Plus, asparagus is about as easy to cook as it gets. We could eat simple, olive oil-drizzled roasted asparagus pretty much every day until July, but sometimes we mix it up with a piquant vinaigrette and some chopped olives. We also like to blanch asparagus, throw it into the blender with lemon zest and a big handful of Parmesan, and toss the surprisingly creamy purée with penne. If you're itching to get fancy, try a shaved asparagus pizza or a side dish of asparagus with walnuts and plenty of brown butter. Or, if the thought of an asparagus-free summer is more than you can bear, try pickling it with that other harbinger of spring: ramps.
How to Choose and Store:
Regardless of whether you prefer thick or thin spears (there really isn't any difference, but we like the heft and bite of thick ones), look for firm, smooth stalks with tightly closed tips. The color should be bright and the ends should not be limp or dry.

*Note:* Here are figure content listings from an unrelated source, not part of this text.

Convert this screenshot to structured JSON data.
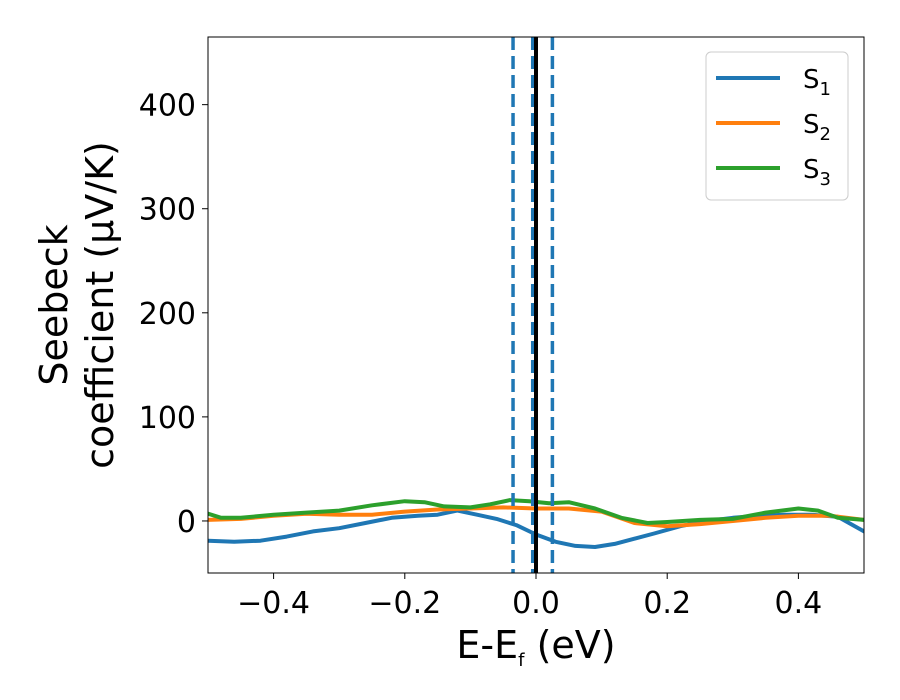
{
  "chart_data": {
    "type": "line",
    "title": "",
    "xlabel": {
      "main": "E-E",
      "sub": "f",
      "tail": " (eV)"
    },
    "ylabel": {
      "line1": "Seebeck",
      "line2": "coefficient  (μV/K)"
    },
    "xlim": [
      -0.5,
      0.5
    ],
    "ylim": [
      -50,
      465
    ],
    "xticks": [
      {
        "value": -0.4,
        "label": "−0.4"
      },
      {
        "value": -0.2,
        "label": "−0.2"
      },
      {
        "value": 0.0,
        "label": "0.0"
      },
      {
        "value": 0.2,
        "label": "0.2"
      },
      {
        "value": 0.4,
        "label": "0.4"
      }
    ],
    "yticks": [
      {
        "value": 0,
        "label": "0"
      },
      {
        "value": 100,
        "label": "100"
      },
      {
        "value": 200,
        "label": "200"
      },
      {
        "value": 300,
        "label": "300"
      },
      {
        "value": 400,
        "label": "400"
      }
    ],
    "grid": false,
    "legend_position": "top-right",
    "series": [
      {
        "name": "S",
        "sub": "1",
        "color": "#1f77b4",
        "x": [
          -0.5,
          -0.46,
          -0.42,
          -0.38,
          -0.34,
          -0.3,
          -0.26,
          -0.22,
          -0.18,
          -0.15,
          -0.12,
          -0.09,
          -0.06,
          -0.03,
          0.0,
          0.03,
          0.06,
          0.09,
          0.12,
          0.15,
          0.18,
          0.22,
          0.26,
          0.3,
          0.34,
          0.38,
          0.42,
          0.46,
          0.5
        ],
        "y": [
          -19,
          -20,
          -19,
          -15,
          -10,
          -7,
          -2,
          3,
          5,
          6,
          10,
          6,
          2,
          -4,
          -13,
          -20,
          -24,
          -25,
          -22,
          -17,
          -12,
          -5,
          0,
          3,
          5,
          6,
          6,
          4,
          -10
        ]
      },
      {
        "name": "S",
        "sub": "2",
        "color": "#ff7f0e",
        "x": [
          -0.5,
          -0.45,
          -0.4,
          -0.35,
          -0.3,
          -0.25,
          -0.2,
          -0.15,
          -0.1,
          -0.05,
          0.0,
          0.05,
          0.1,
          0.15,
          0.2,
          0.25,
          0.3,
          0.35,
          0.4,
          0.45,
          0.5
        ],
        "y": [
          1,
          2,
          5,
          7,
          6,
          6,
          9,
          11,
          12,
          13,
          12,
          12,
          9,
          -2,
          -5,
          -3,
          0,
          3,
          5,
          5,
          1
        ]
      },
      {
        "name": "S",
        "sub": "3",
        "color": "#2ca02c",
        "x": [
          -0.5,
          -0.48,
          -0.45,
          -0.4,
          -0.35,
          -0.3,
          -0.25,
          -0.2,
          -0.17,
          -0.14,
          -0.1,
          -0.07,
          -0.04,
          -0.01,
          0.02,
          0.05,
          0.09,
          0.13,
          0.17,
          0.2,
          0.25,
          0.3,
          0.35,
          0.4,
          0.43,
          0.46,
          0.5
        ],
        "y": [
          7,
          3,
          3,
          6,
          8,
          10,
          15,
          19,
          18,
          14,
          13,
          16,
          20,
          19,
          17,
          18,
          12,
          3,
          -2,
          -1,
          1,
          2,
          8,
          12,
          10,
          3,
          1
        ]
      }
    ],
    "vertical_lines": [
      {
        "x": -0.035,
        "style": "dashed",
        "color": "#1f77b4"
      },
      {
        "x": -0.005,
        "style": "dashed",
        "color": "#1f77b4"
      },
      {
        "x": 0.0,
        "style": "solid",
        "color": "#000000"
      },
      {
        "x": 0.025,
        "style": "dashed",
        "color": "#1f77b4"
      }
    ]
  }
}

To store asparagus, trim the ends and wrap the bunch in a damp paper towel. Refrigerate in a plastic bag for two to three days. Or place the stalks, cut ends down, in a vase holding an inch of water. Cover the tops with a plastic bag and refrigerate.
How to Cook:
Roasted Asparagus with Olive Vinaigrette [Real Simple]
Chopped kalamata olives and a sherry vinaigrette add an extra hit of flavor to the world's easiest side dish: roasted asparagus.
Pasta with Asparagus-Lemon Sauce [Epicurious]
Serve this pasta with something with bite, like a salad of bitter greens tossed with a sharp vinaigrette. Or just halve a few cherry tomatoes and sprinkle them on top.
Shaved Asparagus Pizza [Smitten Kitchen]
If you keep pizza dough in your freezer, this dish will come together in minutes. Crack a few eggs on top and have it for breakfast.
Melissa Clark steams asparagus to crisp-tender before tossing it in garlicky brown butter with toasted walnuts and nutty Parmesan.
It's easier than it sounds, but if canning's not your thing, try making these as refrigerator pickles. Skip the water bath and let the vegetables sit in the brine in the fridge for two to three days before eating. Store refrigerated for up to a month.